L'initiative de MM. Barnier, Tajani et Andor en faveur de la promotion des entreprises et des infrastructures sociales, si elle offre des perspectives nouvelles, présente néanmoins des ambiguïtés : on ne sait guère à quoi correspondent véritablement ces entreprises sociales, tant et si bien que pourrait en être retenue une définition qui ne nous permettrait pas d'appréhender la nécessaire hybridation des ressources. De fait, nous continuons à éprouver des difficultés à mélanger le marchand et le non marchand, l'économique et le social, que ce soit pour les règles applicables aux structures proposant ces services ou pour hybrider des ressources de nature diverse, ou même d'ailleurs pour les aides d'État, les marchés publics et les financements privés.
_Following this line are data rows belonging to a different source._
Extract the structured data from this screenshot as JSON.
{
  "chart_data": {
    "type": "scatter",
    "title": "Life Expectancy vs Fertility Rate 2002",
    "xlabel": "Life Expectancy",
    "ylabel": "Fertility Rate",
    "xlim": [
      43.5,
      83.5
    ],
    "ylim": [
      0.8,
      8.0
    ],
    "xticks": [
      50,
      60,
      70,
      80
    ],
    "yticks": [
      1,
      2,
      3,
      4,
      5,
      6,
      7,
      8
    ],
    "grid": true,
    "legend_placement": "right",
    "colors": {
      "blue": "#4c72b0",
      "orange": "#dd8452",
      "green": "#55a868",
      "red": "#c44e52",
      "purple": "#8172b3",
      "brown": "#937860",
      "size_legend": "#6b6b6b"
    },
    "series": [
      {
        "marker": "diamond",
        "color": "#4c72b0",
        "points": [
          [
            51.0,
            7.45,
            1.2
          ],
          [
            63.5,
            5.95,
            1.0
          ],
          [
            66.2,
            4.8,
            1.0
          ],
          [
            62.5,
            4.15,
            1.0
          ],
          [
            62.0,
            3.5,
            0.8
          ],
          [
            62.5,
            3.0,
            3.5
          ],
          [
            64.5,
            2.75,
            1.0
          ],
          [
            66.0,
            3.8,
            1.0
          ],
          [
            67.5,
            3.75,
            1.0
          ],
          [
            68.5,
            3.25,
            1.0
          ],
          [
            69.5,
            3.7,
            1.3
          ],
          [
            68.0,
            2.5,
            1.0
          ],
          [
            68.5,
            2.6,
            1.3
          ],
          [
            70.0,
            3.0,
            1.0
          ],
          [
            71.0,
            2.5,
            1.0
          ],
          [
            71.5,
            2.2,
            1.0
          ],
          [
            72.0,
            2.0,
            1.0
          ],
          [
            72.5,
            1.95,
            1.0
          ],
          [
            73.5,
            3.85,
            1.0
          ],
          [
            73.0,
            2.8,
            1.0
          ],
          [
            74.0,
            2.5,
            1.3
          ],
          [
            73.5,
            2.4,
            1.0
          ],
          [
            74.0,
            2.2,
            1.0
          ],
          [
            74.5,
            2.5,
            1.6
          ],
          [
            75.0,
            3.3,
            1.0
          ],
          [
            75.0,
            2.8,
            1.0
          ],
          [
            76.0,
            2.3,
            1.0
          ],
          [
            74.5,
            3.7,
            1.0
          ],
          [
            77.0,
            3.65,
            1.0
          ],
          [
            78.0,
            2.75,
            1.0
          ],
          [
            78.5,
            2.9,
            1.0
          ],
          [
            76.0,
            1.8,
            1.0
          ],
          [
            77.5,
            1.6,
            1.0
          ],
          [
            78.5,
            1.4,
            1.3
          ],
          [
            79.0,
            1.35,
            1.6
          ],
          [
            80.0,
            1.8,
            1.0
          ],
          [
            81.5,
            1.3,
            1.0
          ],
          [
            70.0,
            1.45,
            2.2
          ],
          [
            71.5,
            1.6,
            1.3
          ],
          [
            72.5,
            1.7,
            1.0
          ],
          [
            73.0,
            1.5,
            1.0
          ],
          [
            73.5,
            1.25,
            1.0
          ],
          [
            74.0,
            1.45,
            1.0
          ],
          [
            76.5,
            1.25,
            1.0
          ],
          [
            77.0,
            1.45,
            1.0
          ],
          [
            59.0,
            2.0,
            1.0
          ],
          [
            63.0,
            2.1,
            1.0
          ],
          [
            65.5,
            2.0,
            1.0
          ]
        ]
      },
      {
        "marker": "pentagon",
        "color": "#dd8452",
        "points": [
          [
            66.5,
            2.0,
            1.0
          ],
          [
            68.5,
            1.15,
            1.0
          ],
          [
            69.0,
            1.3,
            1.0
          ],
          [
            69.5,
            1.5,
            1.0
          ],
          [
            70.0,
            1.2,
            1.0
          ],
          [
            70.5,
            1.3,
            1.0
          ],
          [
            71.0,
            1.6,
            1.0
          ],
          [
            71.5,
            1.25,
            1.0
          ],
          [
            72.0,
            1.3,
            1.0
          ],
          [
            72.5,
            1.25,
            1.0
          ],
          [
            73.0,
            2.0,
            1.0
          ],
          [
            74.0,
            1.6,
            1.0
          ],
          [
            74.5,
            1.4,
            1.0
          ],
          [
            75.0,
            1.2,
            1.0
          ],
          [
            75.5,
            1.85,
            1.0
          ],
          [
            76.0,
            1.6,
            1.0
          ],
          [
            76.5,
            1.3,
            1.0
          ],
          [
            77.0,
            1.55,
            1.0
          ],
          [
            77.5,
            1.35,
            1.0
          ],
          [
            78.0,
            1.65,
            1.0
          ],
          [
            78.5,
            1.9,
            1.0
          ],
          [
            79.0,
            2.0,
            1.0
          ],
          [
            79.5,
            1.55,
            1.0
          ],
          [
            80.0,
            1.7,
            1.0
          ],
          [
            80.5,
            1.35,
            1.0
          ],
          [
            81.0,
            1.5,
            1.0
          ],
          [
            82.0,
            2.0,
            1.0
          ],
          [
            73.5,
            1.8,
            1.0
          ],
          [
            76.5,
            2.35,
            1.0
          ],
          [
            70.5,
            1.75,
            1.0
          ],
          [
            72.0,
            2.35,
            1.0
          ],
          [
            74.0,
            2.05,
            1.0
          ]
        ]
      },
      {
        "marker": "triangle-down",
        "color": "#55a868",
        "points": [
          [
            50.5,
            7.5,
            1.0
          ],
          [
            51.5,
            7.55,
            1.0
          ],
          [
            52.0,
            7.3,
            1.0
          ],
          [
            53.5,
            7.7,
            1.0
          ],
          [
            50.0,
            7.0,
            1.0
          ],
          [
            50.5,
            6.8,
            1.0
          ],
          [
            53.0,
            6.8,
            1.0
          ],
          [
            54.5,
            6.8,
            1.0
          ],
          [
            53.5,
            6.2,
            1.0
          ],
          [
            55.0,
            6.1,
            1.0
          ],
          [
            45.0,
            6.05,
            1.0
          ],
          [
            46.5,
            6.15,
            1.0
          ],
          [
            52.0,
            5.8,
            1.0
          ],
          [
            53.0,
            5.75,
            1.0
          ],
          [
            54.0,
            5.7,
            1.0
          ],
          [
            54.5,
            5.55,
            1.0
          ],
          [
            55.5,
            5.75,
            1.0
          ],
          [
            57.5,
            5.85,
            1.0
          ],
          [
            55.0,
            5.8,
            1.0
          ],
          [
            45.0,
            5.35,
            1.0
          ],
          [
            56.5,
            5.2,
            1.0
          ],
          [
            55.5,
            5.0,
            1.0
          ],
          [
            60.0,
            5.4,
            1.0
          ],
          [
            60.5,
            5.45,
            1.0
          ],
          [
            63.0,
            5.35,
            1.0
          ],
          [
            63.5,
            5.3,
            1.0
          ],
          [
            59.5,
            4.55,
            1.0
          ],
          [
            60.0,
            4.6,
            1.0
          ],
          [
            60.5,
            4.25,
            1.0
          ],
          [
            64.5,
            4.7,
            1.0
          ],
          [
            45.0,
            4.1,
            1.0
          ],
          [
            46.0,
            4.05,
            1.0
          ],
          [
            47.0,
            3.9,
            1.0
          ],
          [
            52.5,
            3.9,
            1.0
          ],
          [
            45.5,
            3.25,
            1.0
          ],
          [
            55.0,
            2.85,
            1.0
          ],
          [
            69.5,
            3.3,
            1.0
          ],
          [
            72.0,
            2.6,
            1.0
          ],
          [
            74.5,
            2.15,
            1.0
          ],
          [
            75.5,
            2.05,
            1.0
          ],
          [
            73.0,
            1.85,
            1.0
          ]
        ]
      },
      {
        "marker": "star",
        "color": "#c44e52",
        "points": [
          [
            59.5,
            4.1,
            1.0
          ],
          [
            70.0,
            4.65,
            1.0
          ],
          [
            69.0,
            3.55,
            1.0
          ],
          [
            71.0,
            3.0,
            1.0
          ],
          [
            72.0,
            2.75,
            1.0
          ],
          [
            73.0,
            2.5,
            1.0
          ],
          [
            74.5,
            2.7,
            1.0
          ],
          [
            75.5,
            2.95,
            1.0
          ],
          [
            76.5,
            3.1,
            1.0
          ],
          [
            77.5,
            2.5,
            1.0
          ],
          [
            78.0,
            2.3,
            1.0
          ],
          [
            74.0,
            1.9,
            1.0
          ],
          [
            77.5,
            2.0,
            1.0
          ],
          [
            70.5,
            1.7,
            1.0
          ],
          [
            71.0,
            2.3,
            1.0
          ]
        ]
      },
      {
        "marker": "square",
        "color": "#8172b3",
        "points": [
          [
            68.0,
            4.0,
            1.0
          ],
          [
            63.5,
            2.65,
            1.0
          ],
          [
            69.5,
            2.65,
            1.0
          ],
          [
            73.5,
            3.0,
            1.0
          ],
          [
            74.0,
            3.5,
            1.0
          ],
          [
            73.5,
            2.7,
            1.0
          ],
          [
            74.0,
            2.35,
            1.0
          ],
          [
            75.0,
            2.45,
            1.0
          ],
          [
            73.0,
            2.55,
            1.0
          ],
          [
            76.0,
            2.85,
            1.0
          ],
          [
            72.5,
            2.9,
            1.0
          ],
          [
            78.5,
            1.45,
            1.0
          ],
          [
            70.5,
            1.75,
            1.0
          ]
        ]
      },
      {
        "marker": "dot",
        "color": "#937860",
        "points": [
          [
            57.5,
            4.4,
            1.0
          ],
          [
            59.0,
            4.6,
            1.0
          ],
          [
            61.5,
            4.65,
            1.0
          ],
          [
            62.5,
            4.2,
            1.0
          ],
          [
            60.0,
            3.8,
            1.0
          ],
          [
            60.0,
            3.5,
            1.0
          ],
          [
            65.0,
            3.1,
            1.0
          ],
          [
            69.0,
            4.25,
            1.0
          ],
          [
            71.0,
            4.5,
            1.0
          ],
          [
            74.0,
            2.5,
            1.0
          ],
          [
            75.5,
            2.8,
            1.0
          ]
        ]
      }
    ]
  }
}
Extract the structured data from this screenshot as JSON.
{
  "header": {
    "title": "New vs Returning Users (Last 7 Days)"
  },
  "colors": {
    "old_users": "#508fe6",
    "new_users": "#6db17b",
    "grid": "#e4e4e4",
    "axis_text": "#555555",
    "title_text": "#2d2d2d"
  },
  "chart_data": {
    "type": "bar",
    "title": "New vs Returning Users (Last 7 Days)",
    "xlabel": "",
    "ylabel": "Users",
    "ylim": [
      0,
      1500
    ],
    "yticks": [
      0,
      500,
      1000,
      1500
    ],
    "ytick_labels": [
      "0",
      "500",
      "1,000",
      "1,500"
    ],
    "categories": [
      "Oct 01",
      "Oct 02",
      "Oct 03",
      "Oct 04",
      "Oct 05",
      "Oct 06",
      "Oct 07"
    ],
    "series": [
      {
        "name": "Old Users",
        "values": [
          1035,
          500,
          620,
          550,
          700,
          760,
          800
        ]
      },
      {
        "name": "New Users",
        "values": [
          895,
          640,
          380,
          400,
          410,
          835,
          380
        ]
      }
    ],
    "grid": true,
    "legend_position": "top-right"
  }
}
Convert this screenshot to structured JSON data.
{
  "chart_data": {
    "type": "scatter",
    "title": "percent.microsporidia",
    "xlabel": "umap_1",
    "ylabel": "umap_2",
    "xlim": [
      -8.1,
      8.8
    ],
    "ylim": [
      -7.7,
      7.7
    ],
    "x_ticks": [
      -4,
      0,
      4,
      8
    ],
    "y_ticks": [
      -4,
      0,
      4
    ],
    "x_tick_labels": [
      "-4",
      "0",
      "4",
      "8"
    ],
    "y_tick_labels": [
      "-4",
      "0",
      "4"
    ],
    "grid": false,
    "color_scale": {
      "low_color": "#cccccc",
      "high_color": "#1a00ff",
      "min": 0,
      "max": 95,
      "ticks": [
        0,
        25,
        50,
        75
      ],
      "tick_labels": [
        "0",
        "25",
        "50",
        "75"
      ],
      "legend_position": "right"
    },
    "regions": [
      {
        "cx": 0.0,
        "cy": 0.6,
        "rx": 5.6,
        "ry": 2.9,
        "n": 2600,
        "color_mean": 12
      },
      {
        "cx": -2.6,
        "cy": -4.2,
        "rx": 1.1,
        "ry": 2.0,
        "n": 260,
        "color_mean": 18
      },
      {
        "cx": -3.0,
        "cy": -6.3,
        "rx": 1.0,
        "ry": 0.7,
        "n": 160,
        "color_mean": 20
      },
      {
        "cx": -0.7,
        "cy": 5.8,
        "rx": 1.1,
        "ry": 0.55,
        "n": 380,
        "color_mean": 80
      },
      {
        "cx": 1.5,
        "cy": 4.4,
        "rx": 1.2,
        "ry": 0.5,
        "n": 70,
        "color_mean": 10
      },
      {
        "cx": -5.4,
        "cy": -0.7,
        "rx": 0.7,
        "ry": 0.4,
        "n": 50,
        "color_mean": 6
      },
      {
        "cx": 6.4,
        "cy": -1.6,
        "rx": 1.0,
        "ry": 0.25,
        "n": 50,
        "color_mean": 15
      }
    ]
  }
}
En outre, il convient d'adopter une vision ouverte de ces infrastructures et entreprises sociales. Les formations professionnelles initiale et continue constituent des services d'intérêt général nécessaires au développement des biens privés – or plus il y a de biens privés, plus l'on a besoin de biens publics. Qui plus est, l'importance des biens immatériels va croissant. Peut-être l'idée d'hybridation des ressources pourrait-elle être promue dans le cadre de la conférence qui se tiendra à Milan sur le nouveau système de protection sociale, sous la présidence italienne de l'Union européenne.

Enfin, en ce qui concerne la règle d'identification et de valorisation des investissements de long terme, le repérage des projets d'intérêt général est de plus en plus souvent effectué à distance selon des logiques et des méthodes de décision empruntées aux marchés financiers. Par conséquent, peu nombreux sont ceux qui acceptent de parier sur un avenir commun. Beaucoup se réfugient, au contraire, dans des décisions de court terme, les seules raisonnables à leurs yeux. Je manque de temps pour vous exposer tous les méfaits des systèmes de notation qui deviennent vraiment la règle. Reste qu'il serait bénéfique d'établir un lien entre le volet social de l'Union économique et monétaire, le mode de valorisation et de décision des investissements et les décisions prises dans le cadre d'accords fixant des normes comptables internationales, tels que Bâle 3 ou Solvency II.